A quelques expatriés nostalgiques et à une poignée de nationaux, élite oublieuse de sa population et exilée de sa réalité. Voilà la ligne de rupture entre le théâtre d’auteur et le théâtre d’intervention sociale, entre les publics cibles de ces théâtres. Le théâtre d’auteur s’adresse à un public urbain et à une élite cosmopolite, ouverte au monde. Le théâtre d’intervention sociale vise la population rurale et celle suburbaine qui vit à la périphérie de la Cité. Ce théâtre, en allant à la rencontre du Burkina réel, celui des campagnes, permet aux acteurs et au créateur de pièces de maintenir le lien avec ce milieu et de s’en faire l’écho.

L’artiste à l’écoute des paysans, de leur quotidien et de leur expérience s’en nourrit spirituellement. Sa création portera une trace de leurs vies et sa vie s’enrichira d’une mosaïque d’expériences. Par ailleurs, ce théâtre itinérant, parce qu’allant à la rencontre de son public, évite la sclérose par sa capacité à s’adapter et sa vocation à revendiquer l’éphémère. Ainsi, chaque soir, pour chaque représentation, la configuration de la place du village ou du site urbain qui reçoit la représentation oblige à un réajustement de la mise en scène ; l’environnement social et culturel du public contraint à des aménagements du contenu de la pièce ; une mort par balle devient une pendaison ou un empoisonnement selon le rapport que le public entretient avec le moyen de passer de vie à trépas.

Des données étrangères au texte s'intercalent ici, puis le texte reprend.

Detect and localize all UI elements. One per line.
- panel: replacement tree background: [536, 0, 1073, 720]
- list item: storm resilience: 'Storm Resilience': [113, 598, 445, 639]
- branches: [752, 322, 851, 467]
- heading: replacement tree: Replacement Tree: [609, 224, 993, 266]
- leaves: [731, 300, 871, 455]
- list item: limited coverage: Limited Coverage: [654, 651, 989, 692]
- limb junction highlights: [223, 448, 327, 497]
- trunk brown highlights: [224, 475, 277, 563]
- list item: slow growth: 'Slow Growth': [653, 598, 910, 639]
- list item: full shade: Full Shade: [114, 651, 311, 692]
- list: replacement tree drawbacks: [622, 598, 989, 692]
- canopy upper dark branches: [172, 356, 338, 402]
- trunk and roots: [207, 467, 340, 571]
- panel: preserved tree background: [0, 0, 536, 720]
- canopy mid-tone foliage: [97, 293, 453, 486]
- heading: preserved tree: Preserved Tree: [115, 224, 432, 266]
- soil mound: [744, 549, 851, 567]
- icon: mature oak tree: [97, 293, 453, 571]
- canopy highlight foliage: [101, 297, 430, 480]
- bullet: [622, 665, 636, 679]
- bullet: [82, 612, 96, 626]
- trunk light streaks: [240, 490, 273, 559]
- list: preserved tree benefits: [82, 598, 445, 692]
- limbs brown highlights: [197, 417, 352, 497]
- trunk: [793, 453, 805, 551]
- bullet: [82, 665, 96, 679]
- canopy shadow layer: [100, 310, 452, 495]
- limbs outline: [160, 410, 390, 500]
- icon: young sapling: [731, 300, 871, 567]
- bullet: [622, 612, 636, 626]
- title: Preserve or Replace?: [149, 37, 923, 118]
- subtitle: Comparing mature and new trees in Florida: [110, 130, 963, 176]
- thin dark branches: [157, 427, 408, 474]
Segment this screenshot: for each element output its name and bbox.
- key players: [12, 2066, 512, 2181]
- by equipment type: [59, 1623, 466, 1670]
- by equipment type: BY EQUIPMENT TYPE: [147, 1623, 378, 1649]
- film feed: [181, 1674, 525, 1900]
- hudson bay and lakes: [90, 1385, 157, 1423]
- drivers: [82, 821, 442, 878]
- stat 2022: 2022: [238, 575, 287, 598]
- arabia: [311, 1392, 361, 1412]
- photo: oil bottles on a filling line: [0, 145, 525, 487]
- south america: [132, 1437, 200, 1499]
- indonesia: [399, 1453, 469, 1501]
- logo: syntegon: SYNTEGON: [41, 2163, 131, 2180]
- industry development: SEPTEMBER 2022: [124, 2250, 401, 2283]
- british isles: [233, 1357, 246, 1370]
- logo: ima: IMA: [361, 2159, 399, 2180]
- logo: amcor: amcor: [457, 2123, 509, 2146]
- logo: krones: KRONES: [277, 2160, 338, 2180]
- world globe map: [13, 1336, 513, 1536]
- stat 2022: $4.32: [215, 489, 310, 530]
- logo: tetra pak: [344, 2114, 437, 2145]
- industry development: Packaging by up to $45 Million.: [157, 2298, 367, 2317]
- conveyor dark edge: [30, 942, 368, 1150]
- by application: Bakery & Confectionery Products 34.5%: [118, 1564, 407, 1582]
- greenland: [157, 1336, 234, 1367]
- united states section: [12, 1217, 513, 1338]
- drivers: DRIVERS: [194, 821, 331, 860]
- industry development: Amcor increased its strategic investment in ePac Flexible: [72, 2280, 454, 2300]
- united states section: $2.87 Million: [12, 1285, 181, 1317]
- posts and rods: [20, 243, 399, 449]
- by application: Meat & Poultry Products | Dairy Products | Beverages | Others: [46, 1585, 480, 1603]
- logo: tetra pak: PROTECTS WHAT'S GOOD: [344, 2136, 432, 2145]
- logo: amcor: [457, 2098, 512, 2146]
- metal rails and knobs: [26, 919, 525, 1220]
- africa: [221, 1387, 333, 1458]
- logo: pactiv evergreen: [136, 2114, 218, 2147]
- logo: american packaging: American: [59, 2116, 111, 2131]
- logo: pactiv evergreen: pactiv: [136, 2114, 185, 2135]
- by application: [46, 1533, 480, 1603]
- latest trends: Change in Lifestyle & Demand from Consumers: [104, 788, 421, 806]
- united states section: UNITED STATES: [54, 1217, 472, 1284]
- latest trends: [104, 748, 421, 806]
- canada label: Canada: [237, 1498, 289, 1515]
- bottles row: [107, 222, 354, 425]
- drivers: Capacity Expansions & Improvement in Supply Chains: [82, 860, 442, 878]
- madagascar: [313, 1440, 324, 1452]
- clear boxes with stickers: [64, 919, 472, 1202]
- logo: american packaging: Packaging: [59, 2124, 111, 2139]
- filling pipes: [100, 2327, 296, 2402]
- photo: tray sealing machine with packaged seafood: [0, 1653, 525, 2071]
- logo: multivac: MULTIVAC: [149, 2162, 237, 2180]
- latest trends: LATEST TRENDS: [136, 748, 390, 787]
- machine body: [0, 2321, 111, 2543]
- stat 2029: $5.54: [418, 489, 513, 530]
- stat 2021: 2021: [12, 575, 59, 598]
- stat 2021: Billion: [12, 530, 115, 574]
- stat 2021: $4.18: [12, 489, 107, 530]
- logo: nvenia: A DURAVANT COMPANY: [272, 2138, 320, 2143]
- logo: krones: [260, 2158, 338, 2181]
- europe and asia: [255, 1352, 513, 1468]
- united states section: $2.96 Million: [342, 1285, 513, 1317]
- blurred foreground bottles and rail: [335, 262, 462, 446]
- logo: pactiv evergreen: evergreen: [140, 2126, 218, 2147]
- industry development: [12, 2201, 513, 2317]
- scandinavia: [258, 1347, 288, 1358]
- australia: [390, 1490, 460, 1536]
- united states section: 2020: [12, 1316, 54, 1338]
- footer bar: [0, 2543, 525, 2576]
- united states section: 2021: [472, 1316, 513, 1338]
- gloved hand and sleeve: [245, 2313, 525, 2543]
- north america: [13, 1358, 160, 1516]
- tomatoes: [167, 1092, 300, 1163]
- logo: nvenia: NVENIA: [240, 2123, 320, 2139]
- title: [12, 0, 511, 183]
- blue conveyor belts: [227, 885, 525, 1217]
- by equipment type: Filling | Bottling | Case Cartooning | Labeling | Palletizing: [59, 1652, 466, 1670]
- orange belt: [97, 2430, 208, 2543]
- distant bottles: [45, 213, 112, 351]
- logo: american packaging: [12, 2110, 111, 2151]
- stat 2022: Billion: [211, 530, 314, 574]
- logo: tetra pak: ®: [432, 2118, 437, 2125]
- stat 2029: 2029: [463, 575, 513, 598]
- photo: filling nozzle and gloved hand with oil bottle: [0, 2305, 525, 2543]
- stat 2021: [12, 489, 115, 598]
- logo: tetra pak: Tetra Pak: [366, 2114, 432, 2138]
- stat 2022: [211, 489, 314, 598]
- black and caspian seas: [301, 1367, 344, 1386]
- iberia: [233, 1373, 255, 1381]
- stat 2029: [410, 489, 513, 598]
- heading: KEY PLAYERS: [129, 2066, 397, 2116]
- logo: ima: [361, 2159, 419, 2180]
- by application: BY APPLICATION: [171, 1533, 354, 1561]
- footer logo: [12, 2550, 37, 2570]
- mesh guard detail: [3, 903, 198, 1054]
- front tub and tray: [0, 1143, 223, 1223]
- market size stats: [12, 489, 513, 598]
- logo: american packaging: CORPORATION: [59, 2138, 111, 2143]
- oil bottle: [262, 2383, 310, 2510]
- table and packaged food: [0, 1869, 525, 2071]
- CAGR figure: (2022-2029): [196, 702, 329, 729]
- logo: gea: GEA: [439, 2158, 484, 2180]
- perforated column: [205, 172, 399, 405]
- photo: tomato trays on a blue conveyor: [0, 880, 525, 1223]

En outre, la mobilité oblige à appauvrir le décor et les accessoires, à dépouiller la scène de sorte que tout ce que l’on perd en objets scéniques est compensé par le jeu de l’acteur. L’acteur, devenu le centre de tous les messages, doit donc avoir un jeu riche, fort et plurisémique. Ce théâtre fait appel, par conséquent, à la liberté et au génie de l’acteur par opposition au théâtre d’auteur, où l’acteur devient un pantin entre les mains du dictateur qu’est le metteur en scène.

Enfin, le reproche fait à ce théâtre, en rapport avec sa structure figée, ne tient pas à l’analyse. De tout temps, la codification n’est jamais ennemie du génie ; au contraire elle le révèle. Aussi, l’alexandrin et la théorie des 24 heures n’ont étouffé ni le génie de Corneille ni celui de Racine. Il nous semble donc que la critique faite au théâtre de développement serait justifiée si elle traduisait le besoin d’une génération de se définir par opposition à une autre, le besoin pour un genre artistique de s’affirmer et de s’implanter en niant le modèle qui l’a précédé ou même généré.

Mais l’insurrection exige un engagement artistique conséquent. Le problème du théâtre burkinabé n’est pas lié à un genre, mais à l’investissement des hommes dans ce métier, à la passion et à la graine de folie qu’ils mettront ou pas dans leur Art. Car de celui qui veut vivre de son art on attend un engagement de soi plus grand que celui du dilettante. Il est vrai aussi qu’il ne suffit pas d’aller à l’enterrement pour honorer le mort.